The Tree Shepherds by Ted Nasmith.

After lengthy deliberation (though from the perspective of the Ents, this is very quick action), they march on Saruman's fortress at Isengard: the last march of the Ents. They are led by Treebeard, the oldest Ent, and accompanied by the Hobbits Meriadoc Brandybuck and Peregrin Took. They destroy Isengard in an all-out assault and trap Saruman in the tower of Orthanc. Tolkien later noted that the destruction of Isengard by the Ents was based off of personal disappointment in MacBeth, when "Birnham Wood is come to castle Dunsinane", Tolkien was less than thrilled that it amounted to men walking on stage with leaves in their hats; he decided that when he did that scene for himself, he'd do it right.

Portrayal in Adaptions

Ents in Peter Jackson's The Lord of the Rings were portrayed as, perhaps, more tree-ish than in the books (the books describe them as having smooth skin; the movie has them with skin like thick and rough bark. They have been accused of being "stupidified", though the exuse that Peter Jackson gives is that he wanted to give Merry and Pippin a more important part in the scheme of things (though one wonders why, then, Pippin does not kill a Troll at the Morannon). In the movie adaption, the Ents at the Entmoot decide that this is "not our war", despite strong protest from Merry. The scene is also shorter, cutting out Bregalad completely.

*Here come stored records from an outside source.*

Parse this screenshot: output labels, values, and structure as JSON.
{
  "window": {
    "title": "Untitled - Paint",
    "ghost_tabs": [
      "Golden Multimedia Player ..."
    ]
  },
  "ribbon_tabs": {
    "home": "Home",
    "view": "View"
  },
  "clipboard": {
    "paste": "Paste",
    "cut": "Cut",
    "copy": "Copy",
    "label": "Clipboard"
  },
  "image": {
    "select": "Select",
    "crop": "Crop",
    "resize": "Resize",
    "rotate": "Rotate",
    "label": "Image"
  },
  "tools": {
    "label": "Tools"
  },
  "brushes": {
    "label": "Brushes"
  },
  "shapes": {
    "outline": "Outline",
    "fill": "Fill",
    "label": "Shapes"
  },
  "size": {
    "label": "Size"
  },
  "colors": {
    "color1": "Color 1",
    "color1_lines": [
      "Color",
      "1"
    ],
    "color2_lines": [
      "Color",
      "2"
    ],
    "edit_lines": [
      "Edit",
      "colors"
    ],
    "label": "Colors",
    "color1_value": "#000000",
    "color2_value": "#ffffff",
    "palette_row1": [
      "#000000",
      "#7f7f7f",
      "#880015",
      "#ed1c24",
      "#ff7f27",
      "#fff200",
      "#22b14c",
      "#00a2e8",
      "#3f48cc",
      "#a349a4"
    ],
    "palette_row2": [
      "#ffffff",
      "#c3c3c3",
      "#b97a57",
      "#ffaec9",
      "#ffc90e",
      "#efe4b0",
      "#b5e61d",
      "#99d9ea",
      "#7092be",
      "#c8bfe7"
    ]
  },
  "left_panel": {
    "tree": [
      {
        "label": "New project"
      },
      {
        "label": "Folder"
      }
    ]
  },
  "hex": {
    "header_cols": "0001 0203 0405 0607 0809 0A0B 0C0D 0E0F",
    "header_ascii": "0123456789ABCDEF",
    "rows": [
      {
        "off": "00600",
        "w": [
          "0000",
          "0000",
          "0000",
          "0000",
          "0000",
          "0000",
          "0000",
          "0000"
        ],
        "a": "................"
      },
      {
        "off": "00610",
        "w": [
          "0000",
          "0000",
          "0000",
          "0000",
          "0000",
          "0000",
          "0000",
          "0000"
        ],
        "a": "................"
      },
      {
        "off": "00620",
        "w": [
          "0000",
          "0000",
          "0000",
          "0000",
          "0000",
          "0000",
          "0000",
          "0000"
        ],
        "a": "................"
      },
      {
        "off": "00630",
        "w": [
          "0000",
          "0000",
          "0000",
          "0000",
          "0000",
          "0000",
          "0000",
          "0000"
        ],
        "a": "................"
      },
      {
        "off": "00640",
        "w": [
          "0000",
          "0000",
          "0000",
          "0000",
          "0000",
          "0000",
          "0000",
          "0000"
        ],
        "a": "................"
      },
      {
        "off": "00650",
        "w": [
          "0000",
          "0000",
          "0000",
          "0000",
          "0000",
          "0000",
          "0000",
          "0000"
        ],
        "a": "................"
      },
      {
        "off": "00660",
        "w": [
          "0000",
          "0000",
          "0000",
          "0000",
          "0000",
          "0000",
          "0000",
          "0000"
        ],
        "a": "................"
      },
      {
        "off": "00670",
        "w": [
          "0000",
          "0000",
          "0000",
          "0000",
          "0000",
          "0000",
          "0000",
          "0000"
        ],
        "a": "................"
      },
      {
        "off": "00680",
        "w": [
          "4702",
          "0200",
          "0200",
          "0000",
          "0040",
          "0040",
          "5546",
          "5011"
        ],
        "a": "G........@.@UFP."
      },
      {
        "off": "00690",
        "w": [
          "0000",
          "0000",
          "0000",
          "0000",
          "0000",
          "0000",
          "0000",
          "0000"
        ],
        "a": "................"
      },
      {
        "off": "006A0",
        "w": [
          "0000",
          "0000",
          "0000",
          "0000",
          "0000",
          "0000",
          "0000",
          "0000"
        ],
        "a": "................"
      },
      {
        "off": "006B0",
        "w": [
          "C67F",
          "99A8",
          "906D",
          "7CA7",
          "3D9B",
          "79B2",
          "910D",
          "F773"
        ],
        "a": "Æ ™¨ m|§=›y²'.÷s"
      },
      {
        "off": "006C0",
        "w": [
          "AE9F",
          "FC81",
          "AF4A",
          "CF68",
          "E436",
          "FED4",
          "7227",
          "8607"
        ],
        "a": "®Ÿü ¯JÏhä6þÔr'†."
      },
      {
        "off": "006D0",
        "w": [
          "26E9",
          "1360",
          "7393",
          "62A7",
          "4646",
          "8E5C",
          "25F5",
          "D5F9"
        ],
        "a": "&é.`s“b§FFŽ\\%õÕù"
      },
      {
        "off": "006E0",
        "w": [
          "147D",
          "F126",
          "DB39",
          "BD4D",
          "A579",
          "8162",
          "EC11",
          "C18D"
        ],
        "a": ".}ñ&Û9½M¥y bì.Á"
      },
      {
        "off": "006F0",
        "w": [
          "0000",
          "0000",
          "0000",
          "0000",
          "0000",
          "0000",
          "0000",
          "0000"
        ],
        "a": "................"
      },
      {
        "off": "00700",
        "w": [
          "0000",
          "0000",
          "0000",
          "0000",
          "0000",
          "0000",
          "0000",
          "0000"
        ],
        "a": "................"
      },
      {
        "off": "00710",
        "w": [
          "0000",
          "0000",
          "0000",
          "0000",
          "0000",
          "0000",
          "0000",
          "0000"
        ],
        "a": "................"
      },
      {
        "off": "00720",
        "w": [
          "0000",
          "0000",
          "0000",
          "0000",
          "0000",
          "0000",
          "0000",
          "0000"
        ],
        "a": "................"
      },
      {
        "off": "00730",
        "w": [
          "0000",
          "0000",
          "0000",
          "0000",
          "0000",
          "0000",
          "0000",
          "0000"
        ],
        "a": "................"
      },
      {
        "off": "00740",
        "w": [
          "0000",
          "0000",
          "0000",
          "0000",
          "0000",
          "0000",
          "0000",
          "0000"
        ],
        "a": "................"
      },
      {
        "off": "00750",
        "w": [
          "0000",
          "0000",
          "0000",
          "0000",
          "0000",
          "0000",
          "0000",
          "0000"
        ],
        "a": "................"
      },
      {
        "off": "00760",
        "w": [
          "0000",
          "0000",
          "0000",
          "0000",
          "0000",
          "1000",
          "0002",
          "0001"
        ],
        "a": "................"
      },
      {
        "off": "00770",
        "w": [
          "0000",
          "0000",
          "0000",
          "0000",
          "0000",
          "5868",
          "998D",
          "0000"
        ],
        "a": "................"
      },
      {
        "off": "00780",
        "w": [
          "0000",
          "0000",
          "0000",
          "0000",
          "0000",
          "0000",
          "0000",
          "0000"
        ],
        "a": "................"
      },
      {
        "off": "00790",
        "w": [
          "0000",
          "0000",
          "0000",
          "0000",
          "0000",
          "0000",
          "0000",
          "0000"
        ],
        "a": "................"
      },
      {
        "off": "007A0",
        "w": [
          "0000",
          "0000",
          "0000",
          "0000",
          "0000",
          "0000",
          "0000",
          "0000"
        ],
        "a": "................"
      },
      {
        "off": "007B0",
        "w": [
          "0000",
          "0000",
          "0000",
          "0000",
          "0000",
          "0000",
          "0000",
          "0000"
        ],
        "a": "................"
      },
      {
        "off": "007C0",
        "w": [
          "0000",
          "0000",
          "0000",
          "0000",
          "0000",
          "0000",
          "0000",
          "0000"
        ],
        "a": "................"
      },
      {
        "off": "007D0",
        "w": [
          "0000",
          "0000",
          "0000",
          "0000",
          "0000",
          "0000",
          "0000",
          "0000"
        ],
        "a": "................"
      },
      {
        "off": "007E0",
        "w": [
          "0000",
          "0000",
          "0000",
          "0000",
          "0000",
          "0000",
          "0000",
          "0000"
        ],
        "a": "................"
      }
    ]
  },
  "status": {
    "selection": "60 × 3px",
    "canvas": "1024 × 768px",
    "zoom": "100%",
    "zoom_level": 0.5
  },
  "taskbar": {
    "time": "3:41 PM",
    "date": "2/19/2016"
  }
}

Treebeard is about to take them north to the border, when Pippin insists that they go South instead, because "the closer we are to danger, the farther we are from harm". This "does not make sense" to Treebeard, but he does as they ask, and sees the ruin and destruction that Saruman has wrought on southern Fangorn. Treebeard then calls the Ents to battle with his booming Ent-call, and they appear out of the forest as if they had been standing there waiting for it. That they do not know the borders of their own forest is another critizism. One wonders why they are named "Tree-shepherds" if they do not know about the trees in their own forest. But others have accepted Jackson's reasoning as valid, because of the seemingly minor actions of Merry and Pippin throughout The Two Towers.


J.R.R. Tolkien most likely had not heard of the phenomenon, but there are actually rare trees which can "walk" by growing roots on the side in which they intend to move and killing the roots on the opposite side. [1]

External links

Treebeard (Fangorn) · Leaflock (Finglas) · Skinbark (Fladrif) · Quickbeam (Bregalad) · Beechbone · Fimbrethil (Wandlimb)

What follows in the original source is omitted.